In a voter qualification case related to 1845, Temple is described as a special pleader, living with his wife in Greenwich. By 1847, he was serving in the Royal Navy, as evidenced by newspaper reports of his second son, John Harvey.

Templer became a close friend of James Brooke through his elder brother, James Lethbridge Templer (1811–1845), of the East India Company Merchant Navy. James Templer commanded the Minerva (Bombay, 1812) on a tea voyage to China in 1835–6, for his uncle Henry Templer who was its recent owner, and Brooke came on the journey. John Templer and Brooke were corresponding by 1840. Templer acted as Brooke's legal counsel. He went on to support Brooke as an apologist, and asked Harriet Martineau for her advocacy.

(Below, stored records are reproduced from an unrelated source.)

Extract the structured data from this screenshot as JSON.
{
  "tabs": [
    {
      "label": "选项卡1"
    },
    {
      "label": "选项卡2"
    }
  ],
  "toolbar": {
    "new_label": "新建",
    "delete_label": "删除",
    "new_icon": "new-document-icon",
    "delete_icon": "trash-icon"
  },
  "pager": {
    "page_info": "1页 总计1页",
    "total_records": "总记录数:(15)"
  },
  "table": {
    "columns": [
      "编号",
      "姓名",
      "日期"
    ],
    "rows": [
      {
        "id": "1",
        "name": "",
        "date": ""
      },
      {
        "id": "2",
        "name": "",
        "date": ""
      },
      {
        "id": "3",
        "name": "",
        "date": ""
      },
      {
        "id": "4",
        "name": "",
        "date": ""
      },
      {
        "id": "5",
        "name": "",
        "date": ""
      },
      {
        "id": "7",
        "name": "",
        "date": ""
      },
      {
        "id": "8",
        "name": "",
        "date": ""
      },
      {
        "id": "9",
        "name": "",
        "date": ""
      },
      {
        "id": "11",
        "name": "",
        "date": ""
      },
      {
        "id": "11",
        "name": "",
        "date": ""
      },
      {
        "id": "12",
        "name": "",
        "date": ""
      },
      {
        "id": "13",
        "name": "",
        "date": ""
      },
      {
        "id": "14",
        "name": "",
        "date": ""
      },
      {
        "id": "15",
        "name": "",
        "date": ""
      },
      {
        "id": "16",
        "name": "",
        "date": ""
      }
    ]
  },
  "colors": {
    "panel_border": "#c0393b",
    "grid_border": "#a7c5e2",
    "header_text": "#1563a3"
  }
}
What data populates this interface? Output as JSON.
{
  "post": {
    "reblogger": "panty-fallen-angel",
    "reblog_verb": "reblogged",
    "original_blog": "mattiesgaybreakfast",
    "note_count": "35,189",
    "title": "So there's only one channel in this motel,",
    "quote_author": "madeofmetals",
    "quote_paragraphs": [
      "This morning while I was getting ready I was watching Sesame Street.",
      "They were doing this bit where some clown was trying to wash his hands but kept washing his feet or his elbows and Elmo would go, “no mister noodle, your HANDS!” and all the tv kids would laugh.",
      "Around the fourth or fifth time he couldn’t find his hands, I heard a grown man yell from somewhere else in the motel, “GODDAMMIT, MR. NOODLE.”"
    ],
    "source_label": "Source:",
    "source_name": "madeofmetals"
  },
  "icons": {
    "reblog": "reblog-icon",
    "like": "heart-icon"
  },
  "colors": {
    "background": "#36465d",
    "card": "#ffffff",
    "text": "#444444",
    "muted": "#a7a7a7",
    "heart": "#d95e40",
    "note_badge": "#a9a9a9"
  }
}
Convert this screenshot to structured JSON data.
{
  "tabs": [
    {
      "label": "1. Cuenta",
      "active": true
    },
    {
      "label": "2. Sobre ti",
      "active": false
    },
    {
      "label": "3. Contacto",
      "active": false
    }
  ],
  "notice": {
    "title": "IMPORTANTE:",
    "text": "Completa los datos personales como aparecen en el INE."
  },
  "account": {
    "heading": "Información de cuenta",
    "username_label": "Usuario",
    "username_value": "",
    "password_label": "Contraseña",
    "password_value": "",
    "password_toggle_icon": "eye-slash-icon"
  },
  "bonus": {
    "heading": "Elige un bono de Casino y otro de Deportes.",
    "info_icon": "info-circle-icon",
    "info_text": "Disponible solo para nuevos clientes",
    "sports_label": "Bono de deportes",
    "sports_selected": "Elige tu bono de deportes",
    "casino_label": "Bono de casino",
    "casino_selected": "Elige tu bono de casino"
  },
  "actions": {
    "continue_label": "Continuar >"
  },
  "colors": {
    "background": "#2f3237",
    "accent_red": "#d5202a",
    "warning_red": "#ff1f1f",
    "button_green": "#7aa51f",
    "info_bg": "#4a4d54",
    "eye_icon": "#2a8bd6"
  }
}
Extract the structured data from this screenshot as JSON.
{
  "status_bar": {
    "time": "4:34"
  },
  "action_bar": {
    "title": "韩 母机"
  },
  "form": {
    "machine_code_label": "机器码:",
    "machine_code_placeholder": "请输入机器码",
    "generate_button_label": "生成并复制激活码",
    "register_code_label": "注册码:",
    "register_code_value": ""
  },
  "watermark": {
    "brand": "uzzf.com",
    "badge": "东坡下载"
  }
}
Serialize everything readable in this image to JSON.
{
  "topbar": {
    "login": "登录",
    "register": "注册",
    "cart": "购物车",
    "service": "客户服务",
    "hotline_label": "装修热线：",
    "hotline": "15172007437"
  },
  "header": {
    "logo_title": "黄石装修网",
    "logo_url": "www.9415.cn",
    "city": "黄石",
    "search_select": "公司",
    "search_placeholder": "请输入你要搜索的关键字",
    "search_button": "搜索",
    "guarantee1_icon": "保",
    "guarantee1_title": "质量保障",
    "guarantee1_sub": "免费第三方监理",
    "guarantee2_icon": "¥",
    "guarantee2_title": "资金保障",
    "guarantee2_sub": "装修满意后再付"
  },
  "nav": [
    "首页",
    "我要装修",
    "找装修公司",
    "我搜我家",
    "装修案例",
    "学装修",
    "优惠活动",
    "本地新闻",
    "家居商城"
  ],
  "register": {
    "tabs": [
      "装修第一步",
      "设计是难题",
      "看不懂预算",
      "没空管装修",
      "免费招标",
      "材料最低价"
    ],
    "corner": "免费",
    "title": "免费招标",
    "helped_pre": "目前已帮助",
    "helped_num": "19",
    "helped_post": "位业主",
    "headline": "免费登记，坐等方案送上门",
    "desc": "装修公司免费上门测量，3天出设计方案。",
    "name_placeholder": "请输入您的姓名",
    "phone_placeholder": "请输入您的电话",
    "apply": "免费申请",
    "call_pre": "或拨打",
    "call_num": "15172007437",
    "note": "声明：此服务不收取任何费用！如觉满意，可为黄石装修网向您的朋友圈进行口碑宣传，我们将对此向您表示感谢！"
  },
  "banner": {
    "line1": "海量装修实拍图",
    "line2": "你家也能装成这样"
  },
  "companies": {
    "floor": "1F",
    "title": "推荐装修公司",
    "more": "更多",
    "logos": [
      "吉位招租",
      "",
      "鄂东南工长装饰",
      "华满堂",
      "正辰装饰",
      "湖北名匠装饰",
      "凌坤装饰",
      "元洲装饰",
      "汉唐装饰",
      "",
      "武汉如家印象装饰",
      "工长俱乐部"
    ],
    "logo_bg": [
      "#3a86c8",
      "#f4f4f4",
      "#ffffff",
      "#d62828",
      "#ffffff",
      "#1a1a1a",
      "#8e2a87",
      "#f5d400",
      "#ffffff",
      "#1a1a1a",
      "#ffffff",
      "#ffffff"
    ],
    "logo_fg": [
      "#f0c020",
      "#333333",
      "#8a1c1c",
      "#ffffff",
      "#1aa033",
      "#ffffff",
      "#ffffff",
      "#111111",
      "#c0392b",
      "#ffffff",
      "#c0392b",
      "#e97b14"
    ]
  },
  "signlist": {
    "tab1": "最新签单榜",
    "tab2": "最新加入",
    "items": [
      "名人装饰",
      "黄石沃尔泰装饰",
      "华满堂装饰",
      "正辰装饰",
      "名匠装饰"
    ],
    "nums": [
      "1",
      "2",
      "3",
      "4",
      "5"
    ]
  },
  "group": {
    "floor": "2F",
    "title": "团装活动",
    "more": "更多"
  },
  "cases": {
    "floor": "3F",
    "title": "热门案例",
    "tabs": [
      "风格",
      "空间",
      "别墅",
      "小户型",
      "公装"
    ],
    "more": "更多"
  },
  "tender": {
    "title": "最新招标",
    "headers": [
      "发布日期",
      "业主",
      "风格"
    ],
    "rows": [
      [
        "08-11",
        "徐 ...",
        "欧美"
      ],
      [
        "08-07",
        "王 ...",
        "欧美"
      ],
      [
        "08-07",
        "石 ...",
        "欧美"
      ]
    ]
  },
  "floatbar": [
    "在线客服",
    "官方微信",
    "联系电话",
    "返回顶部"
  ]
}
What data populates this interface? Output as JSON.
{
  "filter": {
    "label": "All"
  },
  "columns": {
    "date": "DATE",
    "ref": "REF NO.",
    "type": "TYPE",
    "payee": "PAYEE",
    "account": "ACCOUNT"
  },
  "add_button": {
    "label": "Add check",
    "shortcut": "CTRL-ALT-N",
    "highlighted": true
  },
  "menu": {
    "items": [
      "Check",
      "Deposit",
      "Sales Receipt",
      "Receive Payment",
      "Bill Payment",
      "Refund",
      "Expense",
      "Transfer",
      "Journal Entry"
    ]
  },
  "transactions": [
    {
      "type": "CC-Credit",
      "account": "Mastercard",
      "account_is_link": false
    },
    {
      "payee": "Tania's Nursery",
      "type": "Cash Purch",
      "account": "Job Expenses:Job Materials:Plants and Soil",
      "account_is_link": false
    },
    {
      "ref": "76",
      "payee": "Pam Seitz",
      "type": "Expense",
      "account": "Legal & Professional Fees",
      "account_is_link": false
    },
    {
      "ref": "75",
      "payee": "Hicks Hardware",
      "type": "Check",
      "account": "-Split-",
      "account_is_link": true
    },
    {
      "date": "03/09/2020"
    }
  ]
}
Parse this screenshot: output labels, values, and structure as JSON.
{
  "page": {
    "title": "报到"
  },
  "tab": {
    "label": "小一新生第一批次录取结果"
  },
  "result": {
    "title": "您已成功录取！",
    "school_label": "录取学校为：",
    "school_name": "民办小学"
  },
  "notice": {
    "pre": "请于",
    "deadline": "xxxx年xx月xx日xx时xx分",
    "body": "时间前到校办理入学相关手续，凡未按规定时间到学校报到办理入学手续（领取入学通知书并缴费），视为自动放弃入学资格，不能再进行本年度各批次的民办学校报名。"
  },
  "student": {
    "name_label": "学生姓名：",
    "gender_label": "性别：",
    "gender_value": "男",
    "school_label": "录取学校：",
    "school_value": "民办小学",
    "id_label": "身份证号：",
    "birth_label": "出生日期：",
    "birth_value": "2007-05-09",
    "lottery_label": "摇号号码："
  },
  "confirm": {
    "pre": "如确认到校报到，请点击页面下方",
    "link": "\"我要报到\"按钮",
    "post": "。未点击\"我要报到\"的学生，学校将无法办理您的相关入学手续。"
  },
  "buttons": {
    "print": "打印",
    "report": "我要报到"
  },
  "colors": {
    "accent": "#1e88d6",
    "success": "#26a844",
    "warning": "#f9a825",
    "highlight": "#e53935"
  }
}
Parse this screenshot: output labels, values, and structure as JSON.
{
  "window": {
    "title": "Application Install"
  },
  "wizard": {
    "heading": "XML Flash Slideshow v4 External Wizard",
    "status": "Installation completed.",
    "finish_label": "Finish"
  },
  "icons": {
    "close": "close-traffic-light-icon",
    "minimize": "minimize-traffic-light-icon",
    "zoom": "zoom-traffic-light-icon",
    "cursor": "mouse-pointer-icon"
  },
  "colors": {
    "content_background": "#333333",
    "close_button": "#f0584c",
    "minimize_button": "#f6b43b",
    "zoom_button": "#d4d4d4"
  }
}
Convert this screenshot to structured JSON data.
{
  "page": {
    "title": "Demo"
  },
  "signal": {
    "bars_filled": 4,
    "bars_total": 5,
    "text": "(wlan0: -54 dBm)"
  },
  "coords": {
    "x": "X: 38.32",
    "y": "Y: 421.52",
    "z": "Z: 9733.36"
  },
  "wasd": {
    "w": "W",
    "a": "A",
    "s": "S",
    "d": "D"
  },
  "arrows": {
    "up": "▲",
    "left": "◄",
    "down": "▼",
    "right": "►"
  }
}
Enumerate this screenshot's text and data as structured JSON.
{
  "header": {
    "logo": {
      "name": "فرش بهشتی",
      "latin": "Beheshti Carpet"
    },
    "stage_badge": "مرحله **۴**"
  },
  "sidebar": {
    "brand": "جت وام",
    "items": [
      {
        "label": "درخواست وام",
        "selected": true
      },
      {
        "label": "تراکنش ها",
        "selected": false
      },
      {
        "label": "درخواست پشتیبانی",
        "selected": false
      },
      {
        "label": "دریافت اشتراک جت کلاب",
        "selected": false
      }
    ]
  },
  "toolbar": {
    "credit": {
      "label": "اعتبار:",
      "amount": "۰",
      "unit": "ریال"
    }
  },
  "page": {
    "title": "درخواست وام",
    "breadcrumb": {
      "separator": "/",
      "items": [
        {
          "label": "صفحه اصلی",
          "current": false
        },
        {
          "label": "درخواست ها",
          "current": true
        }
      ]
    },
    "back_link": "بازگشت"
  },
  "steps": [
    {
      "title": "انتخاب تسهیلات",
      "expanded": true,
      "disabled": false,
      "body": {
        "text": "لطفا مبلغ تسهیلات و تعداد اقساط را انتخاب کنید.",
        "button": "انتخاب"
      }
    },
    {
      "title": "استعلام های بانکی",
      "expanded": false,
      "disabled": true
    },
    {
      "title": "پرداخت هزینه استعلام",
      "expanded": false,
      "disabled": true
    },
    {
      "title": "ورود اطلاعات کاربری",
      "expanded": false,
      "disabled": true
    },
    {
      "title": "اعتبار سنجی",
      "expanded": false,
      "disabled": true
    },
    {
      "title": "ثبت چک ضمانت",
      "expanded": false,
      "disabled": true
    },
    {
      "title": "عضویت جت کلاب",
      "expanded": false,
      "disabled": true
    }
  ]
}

In 1853, Templer was called to the bar, and from 1854, he was one of the Masters of the Court of Exchequer. He was also one of the founding directors of the Borneo Company in 1856. The company's initial finance was largely from directors and staff of W. R. Paterson & Co., with Robert Henderson. Templer took a 5% stake, and acted as the company's deputy chairman, also representing Brooke in London.

==Works==
Templer edited three volumes of James Brooke's letters for publication in 1853. He also edited the Poems of his brother James Lethbridge, and published them in 1872.

==Family==
Templer married Hannah Frances Gordon, elder daughter of Sir James Gordon RN, in 1842.